You probably heard the news: Amazon is launching Amazon Haul, its ultra low-cost rival to Temu and Shein. Every product on Amazon Haul, from shirts to throwpillows, is $20 or less.
Amazon Haul is a standalone, mobile-only store accessible within the Amazon app, with a separate search bar and a separate, emoji-filled aesthetic from the rest of Amazon.
Amazon Haul is built for Chinese manufacturers to ship their products directly to international customers. You won’t see any brand names on there—but Amazon Haul does have big implications for sellers anyway.
Namely: If you’re a brand, the arrival of Amazon Haul means you just can’t win on price anymore.
What is Amazon Haul?
Amazon Haul features products that are shipped directly from manufacturers, most of whom are based in China. Think $7 skirts and $3 pillows.
Manufacturers are able to keep the costs down because they don’t need to store their products in warehouses or pay import taxes. The products go straight from the manufacturers to a customer’s door.

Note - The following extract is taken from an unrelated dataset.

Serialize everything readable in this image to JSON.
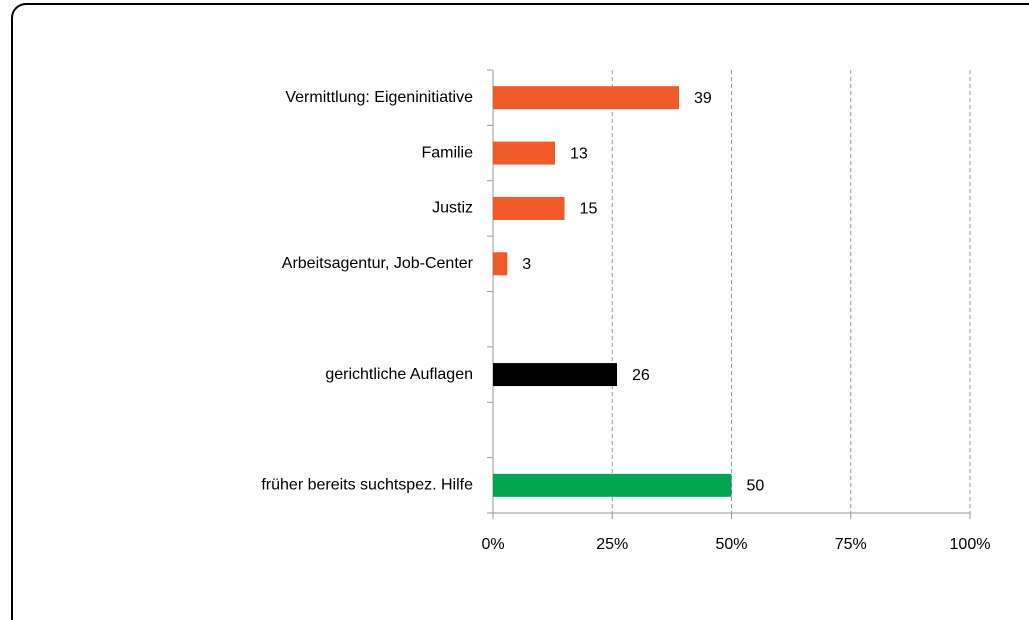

Amazon Haul works a little differently from Amazon proper. First, the shipping time is slower: Instead of next-day delivery, Amazon Haul shoppers agree to wait 1-2 weeks for deliveries. Also, there are no star ratings.

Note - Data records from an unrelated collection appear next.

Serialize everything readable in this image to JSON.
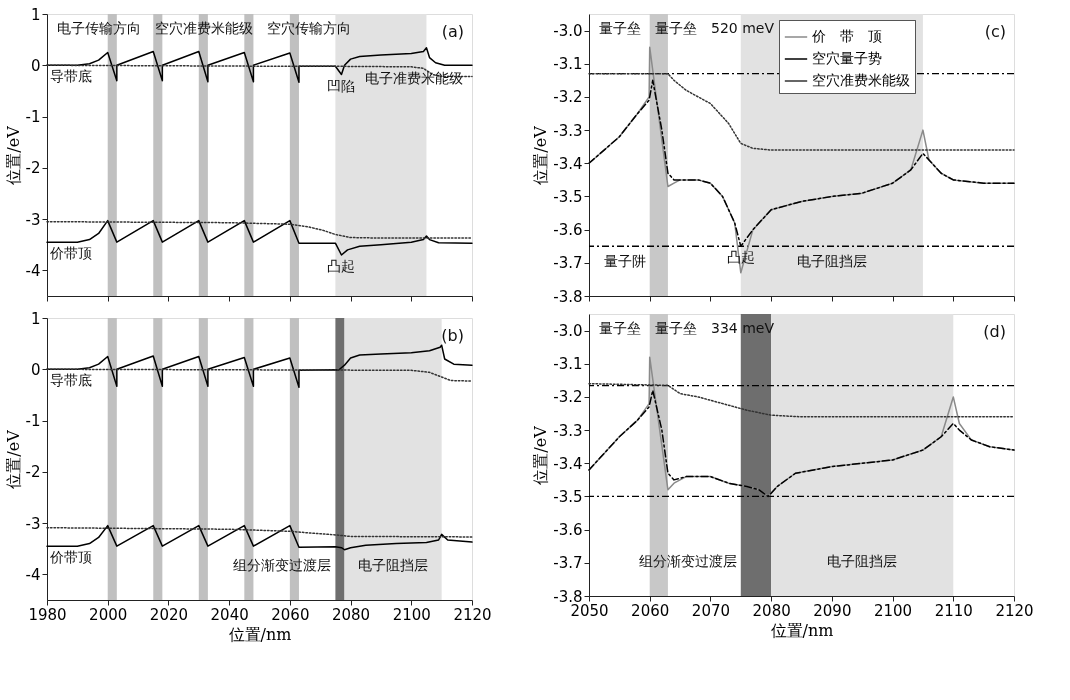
{
  "chart_data": [
    {
      "type": "line",
      "xlim": [
        1980,
        2120
      ],
      "xticks": [
        1980,
        2000,
        2020,
        2040,
        2060,
        2080,
        2100,
        2120
      ],
      "ylim": [
        -4.5,
        1
      ],
      "yticks": [
        -4,
        -3,
        -2,
        -1,
        0,
        1
      ],
      "ylabel": "位置/eV",
      "tick_labels": "y",
      "grid": false,
      "legend": false,
      "series": [
        {
          "color": "#000000",
          "line_style": "solid",
          "x": [
            1980,
            1990,
            1994,
            1997,
            2000,
            2003,
            2003,
            2015,
            2018,
            2018,
            2030,
            2033,
            2033,
            2045,
            2048,
            2048,
            2060,
            2063,
            2063,
            2075,
            2077,
            2078,
            2080,
            2083,
            2090,
            2100,
            2104,
            2105,
            2106,
            2108,
            2111,
            2120
          ],
          "values": [
            0,
            0,
            0.03,
            0.1,
            0.25,
            -0.3,
            0,
            0.27,
            -0.3,
            0,
            0.27,
            -0.32,
            0,
            0.25,
            -0.32,
            0,
            0.24,
            -0.33,
            -0.02,
            -0.02,
            -0.18,
            0,
            0.12,
            0.17,
            0.2,
            0.23,
            0.27,
            0.34,
            0.15,
            0.05,
            0,
            0
          ]
        },
        {
          "color": "#333333",
          "line_style": "dotted",
          "x": [
            1980,
            2060,
            2075,
            2100,
            2104,
            2107,
            2110,
            2120
          ],
          "values": [
            0,
            -0.02,
            -0.02,
            -0.03,
            -0.06,
            -0.18,
            -0.22,
            -0.22
          ]
        },
        {
          "color": "#000000",
          "line_style": "solid",
          "x": [
            1980,
            1990,
            1994,
            1997,
            2000,
            2003,
            2015,
            2018,
            2030,
            2033,
            2045,
            2048,
            2060,
            2063,
            2075,
            2077,
            2079,
            2083,
            2090,
            2100,
            2104,
            2105,
            2106,
            2109,
            2120
          ],
          "values": [
            -3.45,
            -3.45,
            -3.4,
            -3.28,
            -3.03,
            -3.45,
            -3.03,
            -3.45,
            -3.03,
            -3.45,
            -3.03,
            -3.45,
            -3.03,
            -3.47,
            -3.47,
            -3.7,
            -3.6,
            -3.53,
            -3.5,
            -3.45,
            -3.4,
            -3.33,
            -3.4,
            -3.46,
            -3.47
          ]
        },
        {
          "color": "#333333",
          "line_style": "dotted",
          "x": [
            1980,
            2040,
            2060,
            2066,
            2071,
            2075,
            2080,
            2090,
            2120
          ],
          "values": [
            -3.05,
            -3.07,
            -3.1,
            -3.15,
            -3.22,
            -3.3,
            -3.36,
            -3.37,
            -3.37
          ]
        }
      ],
      "bands": [
        {
          "axis": "x",
          "from": 2000,
          "to": 2003,
          "color": "#c0c0c0"
        },
        {
          "axis": "x",
          "from": 2015,
          "to": 2018,
          "color": "#c0c0c0"
        },
        {
          "axis": "x",
          "from": 2030,
          "to": 2033,
          "color": "#c0c0c0"
        },
        {
          "axis": "x",
          "from": 2045,
          "to": 2048,
          "color": "#c0c0c0"
        },
        {
          "axis": "x",
          "from": 2060,
          "to": 2063,
          "color": "#c0c0c0"
        },
        {
          "axis": "x",
          "from": 2075,
          "to": 2105,
          "color": "#e2e2e2"
        }
      ],
      "annotations": [
        {
          "text": "导带底",
          "x": 1988,
          "y": 0
        },
        {
          "text": "凹陷",
          "x": 2077,
          "y": -0.18
        },
        {
          "text": "电子准费米能级",
          "x": 2101,
          "y": -0.03
        },
        {
          "text": "价带顶",
          "x": 1988,
          "y": -3.45
        },
        {
          "text": "凸起",
          "x": 2077,
          "y": -3.7
        },
        "电子传输方向",
        "空穴准费米能级",
        "空穴传输方向",
        "(a)"
      ]
    },
    {
      "type": "line",
      "xlim": [
        1980,
        2120
      ],
      "xticks": [
        1980,
        2000,
        2020,
        2040,
        2060,
        2080,
        2100,
        2120
      ],
      "ylim": [
        -4.5,
        1
      ],
      "yticks": [
        -4,
        -3,
        -2,
        -1,
        0,
        1
      ],
      "xlabel": "位置/nm",
      "ylabel": "位置/eV",
      "grid": false,
      "legend": false,
      "series": [
        {
          "color": "#000000",
          "line_style": "solid",
          "x": [
            1980,
            1990,
            1994,
            1997,
            2000,
            2003,
            2003,
            2015,
            2018,
            2018,
            2030,
            2033,
            2033,
            2045,
            2048,
            2048,
            2060,
            2063,
            2063,
            2075,
            2076,
            2078,
            2080,
            2083,
            2090,
            2100,
            2106,
            2109.5,
            2110,
            2111,
            2114,
            2120
          ],
          "values": [
            0,
            0,
            0.03,
            0.1,
            0.25,
            -0.33,
            0,
            0.26,
            -0.33,
            0,
            0.25,
            -0.33,
            0,
            0.23,
            -0.33,
            0,
            0.22,
            -0.35,
            -0.02,
            -0.01,
            -0.02,
            0.08,
            0.22,
            0.28,
            0.3,
            0.32,
            0.36,
            0.43,
            0.47,
            0.2,
            0.1,
            0.08
          ]
        },
        {
          "color": "#333333",
          "line_style": "dotted",
          "x": [
            1980,
            2100,
            2106,
            2110,
            2113,
            2120
          ],
          "values": [
            0,
            -0.02,
            -0.06,
            -0.15,
            -0.22,
            -0.23
          ]
        },
        {
          "color": "#000000",
          "line_style": "solid",
          "x": [
            1980,
            1990,
            1994,
            1997,
            2000,
            2003,
            2015,
            2018,
            2030,
            2033,
            2045,
            2048,
            2060,
            2063,
            2075,
            2077,
            2078,
            2080,
            2085,
            2095,
            2105,
            2109,
            2110,
            2112,
            2120
          ],
          "values": [
            -3.45,
            -3.45,
            -3.4,
            -3.28,
            -3.05,
            -3.45,
            -3.05,
            -3.45,
            -3.05,
            -3.45,
            -3.05,
            -3.45,
            -3.05,
            -3.47,
            -3.46,
            -3.48,
            -3.52,
            -3.48,
            -3.43,
            -3.4,
            -3.38,
            -3.33,
            -3.22,
            -3.33,
            -3.37
          ]
        },
        {
          "color": "#333333",
          "line_style": "dotted",
          "x": [
            1980,
            2040,
            2060,
            2068,
            2075,
            2080,
            2120
          ],
          "values": [
            -3.09,
            -3.12,
            -3.16,
            -3.2,
            -3.23,
            -3.26,
            -3.27
          ]
        }
      ],
      "bands": [
        {
          "axis": "x",
          "from": 2000,
          "to": 2003,
          "color": "#c0c0c0"
        },
        {
          "axis": "x",
          "from": 2015,
          "to": 2018,
          "color": "#c0c0c0"
        },
        {
          "axis": "x",
          "from": 2030,
          "to": 2033,
          "color": "#c0c0c0"
        },
        {
          "axis": "x",
          "from": 2045,
          "to": 2048,
          "color": "#c0c0c0"
        },
        {
          "axis": "x",
          "from": 2060,
          "to": 2063,
          "color": "#c0c0c0"
        },
        {
          "axis": "x",
          "from": 2075,
          "to": 2078,
          "color": "#6e6e6e",
          "label": "组分渐变过渡层"
        },
        {
          "axis": "x",
          "from": 2078,
          "to": 2110,
          "color": "#e2e2e2",
          "label": "电子阻挡层"
        }
      ],
      "annotations": [
        {
          "text": "导带底",
          "x": 1988,
          "y": 0
        },
        {
          "text": "价带顶",
          "x": 1988,
          "y": -3.45
        },
        "(b)"
      ]
    },
    {
      "type": "line",
      "xlim": [
        2050,
        2120
      ],
      "xticks": [
        2050,
        2060,
        2070,
        2080,
        2090,
        2100,
        2110,
        2120
      ],
      "ylim": [
        -3.8,
        -2.95
      ],
      "yticks": [
        -3.8,
        -3.7,
        -3.6,
        -3.5,
        -3.4,
        -3.3,
        -3.2,
        -3.1,
        {
          "value": -3,
          "label": "-3.0"
        }
      ],
      "ylabel": "位置/eV",
      "tick_labels": "y",
      "grid": false,
      "legend": "top right",
      "series": [
        {
          "name": "价　带　顶",
          "color": "#8a8a8a",
          "line_style": "solid",
          "x": [
            2050,
            2055,
            2058,
            2059.9,
            2060,
            2063,
            2064,
            2065,
            2068,
            2070,
            2072,
            2074,
            2075,
            2077,
            2080,
            2085,
            2090,
            2095,
            2100,
            2103,
            2105,
            2106,
            2108,
            2110,
            2115,
            2120
          ],
          "values": [
            -3.4,
            -3.32,
            -3.25,
            -3.2,
            -3.05,
            -3.47,
            -3.46,
            -3.45,
            -3.45,
            -3.46,
            -3.5,
            -3.58,
            -3.73,
            -3.6,
            -3.54,
            -3.515,
            -3.5,
            -3.49,
            -3.46,
            -3.42,
            -3.3,
            -3.39,
            -3.43,
            -3.45,
            -3.46,
            -3.46
          ]
        },
        {
          "name": "空穴量子势",
          "color": "#000000",
          "line_style": "dashed",
          "x": [
            2050,
            2055,
            2058,
            2059.9,
            2060.5,
            2062,
            2063,
            2064,
            2065,
            2068,
            2070,
            2072,
            2074,
            2075,
            2077,
            2080,
            2085,
            2090,
            2095,
            2100,
            2103,
            2105,
            2106,
            2108,
            2110,
            2115,
            2120
          ],
          "values": [
            -3.4,
            -3.32,
            -3.25,
            -3.21,
            -3.15,
            -3.3,
            -3.43,
            -3.45,
            -3.45,
            -3.45,
            -3.46,
            -3.5,
            -3.58,
            -3.65,
            -3.6,
            -3.54,
            -3.515,
            -3.5,
            -3.49,
            -3.46,
            -3.42,
            -3.37,
            -3.39,
            -3.43,
            -3.45,
            -3.46,
            -3.46
          ]
        },
        {
          "name": "空穴准费米能级",
          "color": "#333333",
          "line_style": "dotted",
          "x": [
            2050,
            2063,
            2064,
            2066,
            2070,
            2073,
            2075,
            2077,
            2080,
            2120
          ],
          "values": [
            -3.13,
            -3.13,
            -3.15,
            -3.18,
            -3.22,
            -3.28,
            -3.34,
            -3.355,
            -3.36,
            -3.36
          ]
        }
      ],
      "bands": [
        {
          "axis": "x",
          "from": 2060,
          "to": 2063,
          "color": "#c8c8c8",
          "label": "量子阱"
        },
        {
          "axis": "x",
          "from": 2075,
          "to": 2105,
          "color": "#e2e2e2",
          "label": "电子阻挡层"
        }
      ],
      "ref_lines": [
        {
          "axis": "y",
          "value": -3.13,
          "line_style": "dashed",
          "color": "#000000"
        },
        {
          "axis": "y",
          "value": -3.65,
          "line_style": "dashed",
          "color": "#000000"
        }
      ],
      "annotations": [
        {
          "text": "凸起",
          "x": 2075,
          "y": -3.65
        },
        "量子垒",
        "量子垒",
        "520 meV",
        "(c)"
      ]
    },
    {
      "type": "line",
      "xlim": [
        2050,
        2120
      ],
      "xticks": [
        2050,
        2060,
        2070,
        2080,
        2090,
        2100,
        2110,
        2120
      ],
      "ylim": [
        -3.8,
        -2.95
      ],
      "yticks": [
        -3.8,
        -3.7,
        -3.6,
        -3.5,
        -3.4,
        -3.3,
        -3.2,
        -3.1,
        {
          "value": -3,
          "label": "-3.0"
        }
      ],
      "xlabel": "位置/nm",
      "ylabel": "位置/eV",
      "grid": false,
      "legend": false,
      "series": [
        {
          "color": "#8a8a8a",
          "line_style": "solid",
          "x": [
            2050,
            2055,
            2058,
            2059.9,
            2060,
            2063,
            2064,
            2066,
            2070,
            2073,
            2076,
            2078,
            2079.5,
            2081,
            2084,
            2090,
            2100,
            2105,
            2108,
            2110,
            2111,
            2113,
            2116,
            2120
          ],
          "values": [
            -3.42,
            -3.32,
            -3.27,
            -3.22,
            -3.08,
            -3.48,
            -3.46,
            -3.44,
            -3.44,
            -3.46,
            -3.47,
            -3.48,
            -3.5,
            -3.47,
            -3.43,
            -3.41,
            -3.39,
            -3.36,
            -3.32,
            -3.2,
            -3.28,
            -3.33,
            -3.35,
            -3.36
          ]
        },
        {
          "color": "#000000",
          "line_style": "dashed",
          "x": [
            2050,
            2055,
            2058,
            2059.9,
            2060.5,
            2062,
            2063,
            2064,
            2066,
            2070,
            2073,
            2076,
            2078,
            2079.5,
            2081,
            2084,
            2090,
            2100,
            2105,
            2108,
            2110,
            2111,
            2113,
            2116,
            2120
          ],
          "values": [
            -3.42,
            -3.32,
            -3.27,
            -3.23,
            -3.18,
            -3.3,
            -3.43,
            -3.45,
            -3.44,
            -3.44,
            -3.46,
            -3.47,
            -3.48,
            -3.5,
            -3.47,
            -3.43,
            -3.41,
            -3.39,
            -3.36,
            -3.32,
            -3.28,
            -3.3,
            -3.33,
            -3.35,
            -3.36
          ]
        },
        {
          "color": "#333333",
          "line_style": "dotted",
          "x": [
            2050,
            2063,
            2065,
            2068,
            2072,
            2076,
            2080,
            2085,
            2120
          ],
          "values": [
            -3.16,
            -3.165,
            -3.19,
            -3.2,
            -3.22,
            -3.24,
            -3.255,
            -3.26,
            -3.26
          ]
        }
      ],
      "bands": [
        {
          "axis": "x",
          "from": 2060,
          "to": 2063,
          "color": "#c8c8c8"
        },
        {
          "axis": "x",
          "from": 2075,
          "to": 2080,
          "color": "#6e6e6e",
          "label": "组分渐变过渡层"
        },
        {
          "axis": "x",
          "from": 2080,
          "to": 2110,
          "color": "#e2e2e2",
          "label": "电子阻挡层"
        }
      ],
      "ref_lines": [
        {
          "axis": "y",
          "value": -3.166,
          "line_style": "dashed",
          "color": "#000000"
        },
        {
          "axis": "y",
          "value": -3.5,
          "line_style": "dashed",
          "color": "#000000"
        }
      ],
      "annotations": [
        "量子垒",
        "量子垒",
        "334 meV",
        "(d)"
      ]
    }
  ]
}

But here’s the big picture for sellers: When you’re now competing against Chinese manufacturers who ship their products directly to customers, there’s just no way you can out-discount them.
Instead of winning on price, you have to win on the strength of your brand.
Shoppers are willing to buy mid- and high-price products—but you just have to convince them there’s something special about what you’re offering. You need to prove, in other words, that your product is worth the extra money.
That’s easier said than done, but luckily, the typical seller now has all sorts of powerful new analytics tools to help them get there.
How do I respond to Amazon Haul?
Let’s step back for a second. Before you even decide your next steps, you need to know your profitability on the ASIN level. We’ve talked about this before, but a large number of brands have very little sense of whether their products are profitable.
Understanding your profitability tells you a lot about how flexible you can be on price.
If your margins are really thin, then you definitely can’t drop your price—and actually, as we’ll discuss below, you might consider raising your prices.
If your margins are high, then yes, maybe you can afford a price decrease. (Though you are never going to get prices as low as the Amazon Haul prices.)
But again, it’s really important to understand the margins you’re working with to get there.
For what it’s worth, we’ve built profitability per ASIN dashboards for a number of clients. Through our platform, their profitability numbers update automatically, in real time.
And for agencies, our white-label solutions lets you offer a profitability per ASIN report for all of your clients.
How do you win on brand if you can’t win on price?
Especially if you sell in a category like apparel or accessories, Amazon Haul is going to cannibalize the market for low-price goods.
So if you’re in these categories, you need to focus on convincing shoppers that your products are truly premium.
You can do this through great content. Prioritize high-quality photos and descriptions of your product, and lean into what makes you unique in your marketing. Talk about the materials you use, the durability of the product, and any features that make your product special.
On your Brand Store, talk about what your company stands for—sustainability, for instance.
If you’re not sure how to do this, our recent webinar with Jason Landro of Nectar is a great place to start to figure out how to organize your Brand Store.
The good news is that, because Amazon Haul is a separate storefront, shoppers on Amazon proper are self-sorted. Because they aren’t shopping on Haul, they are inherently going to be open to slightly higher-price products, as long as there’s quality behind it.
Amazon Haul means get savvy with your ad spend
The other way you can stand out on Amazon is to get smarter on your ad spend. There are a few different angles here:
Advertise your way into a strong brand. Convincing shoppers that you’re selling a truly premium product probably means that you need to spend more on advertising.
There’s nothing like a combination of ads to drive home for shoppers that your product is unique and worth the extra money.
Once you know your profit margin, you can get really granular about how much money you’ll have on ads, and how many returns you get from it.
AMC makes this easier: You can create custom audiences that let you run highly targeted Sponsored Display ads, for instance, or boost bids for those same audiences across your SB and SP ads.
That way you can advertise more frequently, to the right shoppers, without necessarily spending much more money. Run a SD ad that emphasizes your use of premium materials, and then follow up a week later with a well-targeted Sponsored Products ad.
You should also consider non-Amazon advertising tools, like tapping influencers to talk up your product and convince consumers that it’s worth the money.
Know the costs of customer conversion. In this new world of brand building, understanding your costs of customer acquisition is going to become even more important.
Remember that the typical shopper is potentially seeing more than one of your ads before converting. To ensure your business is healthy, you want to always have a view of your acquisitions costs.
With AMC, you can measure how much you spend on the typical shopper before they convert. Compare that number to your profit margins, and you have a constant eye on the health of your business.
More profit, more ads. Sometimes, as Chad Rubin discussed in our recent webinar, there’s a good argument to raise prices. The higher your profit margin, the more money you have left over to spend on advertising.
Because most of your costs are already fixed, as you increase your price, your profitability percentage increases exponentially. That frees you up to do a lot more with advertising.
Don’t be afraid of price hikes if the data suggests it’ll pay off. As advertising becomes more essential to building up your brand identity, the exponential more advertising you can do with even a small price increase might be worth it in the long run.